Table 5 Summary of z-scores obtained for each of the pesticides evaluated in the proficiency test
Fig. 1
figure 1

z-score obtained by participant for a aldrin, b endosulfan beta, cp,p′-DDE, d lindane, and e heptachlor

It is well known that observations tend to be biased toward values that are lower than expected. In the case of organic analyses, the bias is generally due to an incorrect validation of the analytical method, which eventually leads to low recoveries of the analytes of interest during the sample preparation processes (extraction and cleaning) or to an inadequate recovery correction when performing the calculations [46].

Large variations in the determination of pesticides have also been observed in other intercomparison studies between laboratories [44, 47, 48]. The participating laboratories with questionable and unsatisfactory results, based on the results observed in this intercomparison exercise, had (1) an error in unit conversion or (2) inappropriate standard calibration solutions. Some participating laboratories used standard calibration solution intervals that were higher or lower than the concentrations of pesticides present in the test sample, which meant that the calibration curve did not cover the target concentration range. Improvements are expected to be made to solve these problems.

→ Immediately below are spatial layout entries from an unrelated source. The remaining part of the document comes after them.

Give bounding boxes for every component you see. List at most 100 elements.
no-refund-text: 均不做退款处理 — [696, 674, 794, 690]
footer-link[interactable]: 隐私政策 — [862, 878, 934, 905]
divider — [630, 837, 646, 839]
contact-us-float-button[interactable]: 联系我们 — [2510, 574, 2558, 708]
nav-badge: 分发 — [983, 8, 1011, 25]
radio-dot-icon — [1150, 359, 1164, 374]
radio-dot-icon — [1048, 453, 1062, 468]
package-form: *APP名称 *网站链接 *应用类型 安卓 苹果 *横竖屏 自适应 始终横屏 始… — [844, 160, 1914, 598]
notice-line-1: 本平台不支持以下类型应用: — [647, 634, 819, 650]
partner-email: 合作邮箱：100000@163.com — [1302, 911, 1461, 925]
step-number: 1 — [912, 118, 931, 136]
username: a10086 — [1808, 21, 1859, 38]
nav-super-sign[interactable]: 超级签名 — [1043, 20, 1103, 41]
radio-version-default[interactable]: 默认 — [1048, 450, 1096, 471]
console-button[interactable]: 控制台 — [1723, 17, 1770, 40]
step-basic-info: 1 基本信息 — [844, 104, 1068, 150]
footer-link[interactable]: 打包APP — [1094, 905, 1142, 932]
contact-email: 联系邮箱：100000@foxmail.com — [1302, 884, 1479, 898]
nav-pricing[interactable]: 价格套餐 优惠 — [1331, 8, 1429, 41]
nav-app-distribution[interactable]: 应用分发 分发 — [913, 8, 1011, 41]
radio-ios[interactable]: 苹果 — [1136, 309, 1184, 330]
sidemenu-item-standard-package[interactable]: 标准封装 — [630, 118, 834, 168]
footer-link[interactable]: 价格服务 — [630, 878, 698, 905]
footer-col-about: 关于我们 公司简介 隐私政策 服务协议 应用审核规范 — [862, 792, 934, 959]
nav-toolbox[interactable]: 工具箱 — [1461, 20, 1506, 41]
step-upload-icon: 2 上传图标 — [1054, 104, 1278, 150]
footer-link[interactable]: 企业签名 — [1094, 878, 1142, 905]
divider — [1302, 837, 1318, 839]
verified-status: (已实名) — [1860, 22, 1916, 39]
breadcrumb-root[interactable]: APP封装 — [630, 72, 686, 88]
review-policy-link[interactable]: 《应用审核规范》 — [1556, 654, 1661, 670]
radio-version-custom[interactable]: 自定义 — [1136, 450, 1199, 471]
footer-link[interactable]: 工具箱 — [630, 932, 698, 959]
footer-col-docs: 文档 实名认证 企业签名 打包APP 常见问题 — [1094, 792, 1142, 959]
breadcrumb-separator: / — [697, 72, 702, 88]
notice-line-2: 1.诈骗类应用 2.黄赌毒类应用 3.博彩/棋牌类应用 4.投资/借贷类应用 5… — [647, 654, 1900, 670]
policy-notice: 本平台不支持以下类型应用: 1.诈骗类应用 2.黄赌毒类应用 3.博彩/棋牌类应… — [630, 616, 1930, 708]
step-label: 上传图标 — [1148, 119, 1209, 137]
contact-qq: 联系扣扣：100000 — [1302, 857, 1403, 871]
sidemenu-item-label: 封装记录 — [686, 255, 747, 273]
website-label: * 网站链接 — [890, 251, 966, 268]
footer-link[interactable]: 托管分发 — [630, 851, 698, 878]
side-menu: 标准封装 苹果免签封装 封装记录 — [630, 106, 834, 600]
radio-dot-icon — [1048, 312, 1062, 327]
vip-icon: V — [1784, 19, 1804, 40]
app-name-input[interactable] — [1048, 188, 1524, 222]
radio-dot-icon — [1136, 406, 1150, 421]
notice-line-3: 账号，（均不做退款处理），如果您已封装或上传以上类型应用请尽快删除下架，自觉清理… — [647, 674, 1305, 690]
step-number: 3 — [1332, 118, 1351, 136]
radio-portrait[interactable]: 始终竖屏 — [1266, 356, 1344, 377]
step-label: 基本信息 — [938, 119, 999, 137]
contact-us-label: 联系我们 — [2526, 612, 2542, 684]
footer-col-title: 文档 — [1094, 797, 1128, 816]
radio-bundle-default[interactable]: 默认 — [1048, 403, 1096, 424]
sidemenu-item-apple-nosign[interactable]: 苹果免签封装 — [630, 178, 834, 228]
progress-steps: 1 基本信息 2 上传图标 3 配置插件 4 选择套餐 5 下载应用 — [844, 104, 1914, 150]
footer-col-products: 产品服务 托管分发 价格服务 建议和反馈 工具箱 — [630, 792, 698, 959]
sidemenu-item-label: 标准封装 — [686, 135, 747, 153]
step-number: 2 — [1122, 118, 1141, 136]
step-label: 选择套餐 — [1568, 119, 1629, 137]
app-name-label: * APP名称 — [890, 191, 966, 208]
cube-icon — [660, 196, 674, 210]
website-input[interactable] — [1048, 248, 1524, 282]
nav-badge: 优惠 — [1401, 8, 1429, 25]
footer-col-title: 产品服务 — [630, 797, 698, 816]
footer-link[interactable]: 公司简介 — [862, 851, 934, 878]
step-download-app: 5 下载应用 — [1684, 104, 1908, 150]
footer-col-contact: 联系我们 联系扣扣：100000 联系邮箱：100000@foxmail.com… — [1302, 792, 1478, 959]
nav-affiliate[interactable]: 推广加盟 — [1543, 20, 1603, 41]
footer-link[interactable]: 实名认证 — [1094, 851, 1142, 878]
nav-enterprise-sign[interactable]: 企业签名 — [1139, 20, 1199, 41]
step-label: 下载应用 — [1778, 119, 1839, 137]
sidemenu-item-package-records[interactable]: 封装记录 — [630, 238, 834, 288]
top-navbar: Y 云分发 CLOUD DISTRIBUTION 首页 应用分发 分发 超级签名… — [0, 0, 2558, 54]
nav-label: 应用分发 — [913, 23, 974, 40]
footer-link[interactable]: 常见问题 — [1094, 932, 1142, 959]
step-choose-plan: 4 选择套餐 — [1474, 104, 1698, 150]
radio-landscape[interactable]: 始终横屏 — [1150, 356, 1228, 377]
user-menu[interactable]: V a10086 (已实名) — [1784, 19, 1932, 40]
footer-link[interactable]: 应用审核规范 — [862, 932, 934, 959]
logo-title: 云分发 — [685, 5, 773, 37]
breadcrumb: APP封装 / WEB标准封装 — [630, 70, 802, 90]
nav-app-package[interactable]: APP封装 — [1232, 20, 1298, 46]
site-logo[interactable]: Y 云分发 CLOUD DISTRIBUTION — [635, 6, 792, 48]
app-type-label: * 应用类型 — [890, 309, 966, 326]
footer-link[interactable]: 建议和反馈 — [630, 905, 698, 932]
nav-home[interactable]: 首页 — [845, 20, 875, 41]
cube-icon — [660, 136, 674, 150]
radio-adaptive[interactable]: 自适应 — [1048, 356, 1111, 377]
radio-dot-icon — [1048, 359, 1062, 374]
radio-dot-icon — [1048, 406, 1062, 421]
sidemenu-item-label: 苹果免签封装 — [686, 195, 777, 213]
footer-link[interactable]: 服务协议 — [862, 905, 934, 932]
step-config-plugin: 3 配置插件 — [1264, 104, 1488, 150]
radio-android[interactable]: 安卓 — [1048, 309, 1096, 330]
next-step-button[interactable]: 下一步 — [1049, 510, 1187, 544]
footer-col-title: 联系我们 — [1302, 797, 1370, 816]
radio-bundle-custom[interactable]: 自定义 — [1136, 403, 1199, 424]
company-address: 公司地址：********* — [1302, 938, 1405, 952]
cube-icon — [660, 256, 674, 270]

The results suggest that laboratories should implement better strategies to meet and maintain technical requirements, which are related to ensuring the traceability of measurements, such as method validation, setting up appropriate systems for estimating measurement uncertainties, and other pertinent requirements. This type of exercise allows laboratories to control and improve their analytical performance.

Finally, due to the large number of variables, it was not possible to identify a significant correlation between the analytical methods used and the results obtained by each laboratory. Nevertheless, each laboratory should evaluate its analytical methods and procedures step by step to find possible areas of improvement for the determination of OCPs in drinking water.

Conclusions

This study is the first in Mexico to compare analytical results from different laboratories for the determination of OCPs in drinking water. The results obtained in this exercise indicated that there is a need to harmonize the methods for the analysis of OCP in drinking water following a national or international standard or to have validation of these, because too many variables affect the results and cause significant variations between laboratories. The results of the exercise showed that all of the participating laboratories have the capacity to perform analyses of OCPs in drinking water. However, only one laboratory (1603) could identify and quantify all five pesticides that were present in the test sample; the others identified and quantified between two and four pesticides. Based on the results observed in this intercomparison exercise, factors possibly affecting the non-detection of all of the analytes present in the samples by the participants include not using standardized (validated) methods, even though standard methods should be used, using calibration curves that do not cover the range of concentrations of the test sample, and making calculation errors.

For laboratories that obtained unsatisfactory and/or questionable results, performing corrective actions and continuing their participation in similar laboratory proficiency tests are excellent tools to measure the improvement in the analytical processes implemented in their laboratories.